Hanna frowned, looking a little wistful. "We're leaving in another couple days. That's not enough time for anything, really. I mean, even given that your average date around here is like weeding together, a couple days isn't nearly long enough to start anything. I'd just have to leave."
"So skip the skip the cappuccinos an' get right ter the banging. Couple days'll do ya fine."
"Oh, man Worth, you know I love you and stuff but you are like the anti-Yoda of good advice. If Daoism had an evil mirror universe clone, you'd be it."
"Save the gayass love shit fer yer corpse bride, Cross."
Hanna laughed and tumbled into an adjacent chair, skinny limbs bouncing off the armrests. The pink in his face was all but faded, and the dull love-stricken look had evaporated into an everyday smile. Scarred fingers tugged on loose threads in the upholstery.
"Dude," he mused, "we are like dysfunction junction up in here. You wouldn't know a feeling if it bit you in the ass, Roland's got a whole life he'll probably never remember, Conrad... er, he's Conrad, and I'll never have a girlfriend because God hates me and my roving cowboy lifestyle."
Worth grunted. "Y'know, hundreds'a rock stars before ya did just fine on the girlfriend front."
The magician sighed mournfully. "Yeah, but they didn't have Brunelleschi running interference all the time."
"Well. Yeah," Worth admitted. "Maybe by the time yer forty y'll finally manage ter convince Green that not every girl who gives ya a smile's tryin' ta devour yer soul, eh?"
Of course, the first four or five girls who had shown any interest in Hanna had turned out to be man-eaters of one sort or another in varying shades of literality, so you couldn't really blame him for worrying. Bad luck, that.
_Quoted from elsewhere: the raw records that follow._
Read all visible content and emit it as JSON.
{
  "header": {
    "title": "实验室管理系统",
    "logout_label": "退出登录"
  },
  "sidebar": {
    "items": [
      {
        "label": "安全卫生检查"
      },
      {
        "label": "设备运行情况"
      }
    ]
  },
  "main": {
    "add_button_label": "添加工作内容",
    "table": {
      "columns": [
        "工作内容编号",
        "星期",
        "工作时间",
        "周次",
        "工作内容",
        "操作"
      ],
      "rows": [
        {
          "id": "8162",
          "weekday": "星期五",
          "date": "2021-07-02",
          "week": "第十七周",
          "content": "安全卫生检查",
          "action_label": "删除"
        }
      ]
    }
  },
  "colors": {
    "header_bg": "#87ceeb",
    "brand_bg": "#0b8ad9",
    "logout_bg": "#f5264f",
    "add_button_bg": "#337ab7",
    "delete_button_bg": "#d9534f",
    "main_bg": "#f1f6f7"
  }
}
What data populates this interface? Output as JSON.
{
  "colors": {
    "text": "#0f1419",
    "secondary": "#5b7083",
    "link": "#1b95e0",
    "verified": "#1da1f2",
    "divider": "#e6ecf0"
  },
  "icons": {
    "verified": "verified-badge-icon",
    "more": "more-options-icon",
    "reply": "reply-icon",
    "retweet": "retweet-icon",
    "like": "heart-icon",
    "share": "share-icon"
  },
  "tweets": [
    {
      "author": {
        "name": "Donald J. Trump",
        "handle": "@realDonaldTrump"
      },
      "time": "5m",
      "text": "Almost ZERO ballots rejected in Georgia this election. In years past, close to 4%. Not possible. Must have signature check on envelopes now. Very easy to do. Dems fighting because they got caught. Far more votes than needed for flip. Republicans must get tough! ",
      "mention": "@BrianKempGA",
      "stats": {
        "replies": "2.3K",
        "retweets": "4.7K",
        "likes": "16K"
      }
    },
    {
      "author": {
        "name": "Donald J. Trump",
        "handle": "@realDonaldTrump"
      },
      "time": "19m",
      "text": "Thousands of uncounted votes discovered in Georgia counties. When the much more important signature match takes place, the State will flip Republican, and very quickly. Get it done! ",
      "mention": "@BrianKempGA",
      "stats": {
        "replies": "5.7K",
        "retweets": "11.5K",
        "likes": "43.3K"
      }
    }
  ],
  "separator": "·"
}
"Uhh," Hanna hummed, sounding doubtful. Then he grinned. "But at least I've got an excuse. Unlike you."
"Fuck you, I'm doin' just fine."
A giggle—yeah, no wonder he couldn't get any tail—and then Hanna closed his eyes. "No, honestly, I love all of you guys in a totally bro-ish way," he said, curling up into an oddly feline contortion, "but I seriously need more boobs in my life. Caroline has really awesome boobs."
"Good enough fer me," Worth muttered, and then much louder: "Oi, Connie, I'll be takin' that five bucks now!"